L’EIRL, un nouveau statut pour les entreprises

La loi du 15 juin 2010, suivie du décret et de l’arrêté du 29 décembre 2010, crée le statut d’entrepreneur individuel à responsabilité limitée (EIRL). Francis Varennes, juriste fiscaliste spécialisé dans les questions de pluriactivité, répond à nos questions sur ce nouveau statut.

Pourquoi ce nouveau statut ?

Le nouveau statut a été créé avec trois objectifs. Au niveau juridique d’abord, l’idée est de protéger le patrimoine privé des entrepreneurs individuels à l’égard des créanciers professionnels, sans pour autant créer une personne morale. Sur le plan fiscal, ce statut permet aux entreprises individuelles d’avoir le choix du régime d’imposition des bénéfices, avec la possibilité d’opter pour le régime de l’impôt sur les sociétés. Sur le plan social enfin, l’entrepreneur peut maîtriser la base de calcul de ses cotisations sociales en cas d’application de l’impôt sur les sociétés.

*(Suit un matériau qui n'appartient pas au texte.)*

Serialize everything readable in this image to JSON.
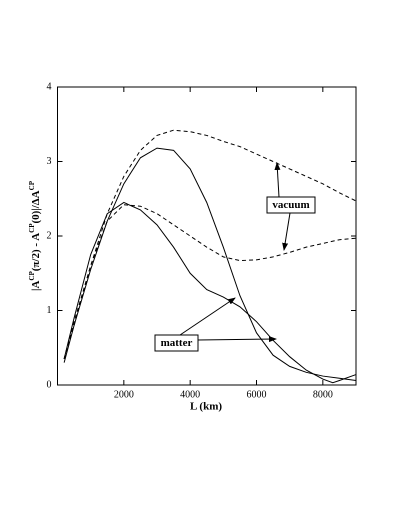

Quelle est sa spécificité ?

L’innovation apportée par ce statut est de limiter la responsabilité financière avec la création de deux patrimoines. La notion de responsabilité limitée existe déjà dans les sociétés unipersonnelles et d’autres statuts préexistants comprennent les mêmes avantages. Dans certains milieux juridiques, ce statut est très contesté car le texte de loi comporte de nombreuses imperfections, mais aussi parce que l’EIRL remet en cause la notion d’unicité du patrimoine. Normalement, 1 personne = 1 patrimoine, mais avec l’EIRL, 1 personne = 1 patrimoine privé + 1 patrimoine professionnel.

Quel est l’intérêt de ce nouveau statut pour les agriruraux ?

Les cas de pluriactivité ne sont pas évidents à traiter. Cependant, comme il est possible de cumuler une entreprise individuelle classique, agricole par exemple, avec une EIRL, on peut imaginer qu’un porteur de projet agrirural qui projette une activité non-agricole risquée sur le plan économique pourrait la séparer de son affaire agricole sous la forme d’une EIRL. En cas de liquidation judiciaire de l’EIRL, les créanciers professionnels ne pourraient pas toucher au capital de l’entreprise agricole et au patrimoine privé.

Les questions à se poser sont donc : est-ce que je démarre avec un capital important ? est-ce que je vais avoir un volume d’affaires important et un risque de non-paiement pour ma seconde activité ? Si les deux réponses sont oui, alors on peut envisager l’EIRL comme une mesure de précaution.

Y a-t-il des précautions à prendre avant de l’adopter ?

Je souhaite apporter deux bémols.

D’une part, la notion de responsabilité limitée reste relative. En effet, quand on a des problèmes dans son entreprise, on a souvent des dettes pour lesquelles on a contracté des emprunts. Or, pour prêter de l’argent à l’entreprise, la banque a exigé des garanties. Le plus souvent, les organismes bancaires demandent des cautions ou des hypothèques sur le patrimoine privé, et ce n’est pas ce nouveau statut qui modifiera les pratiques des banques.

D’autre part, de mon point de vue, l’EURL aboutit au même résultat tout en étant plus claire. L’EURL est une SARL à un seul associé, ce qui suppose de créer une personne morale et c’est ce formalisme qui, bien souvent, dissuade les créateurs. Il faut démystifier la procédure de création d’une société : créer une EURL n’est pas plus compliqué que de créer une EIRL.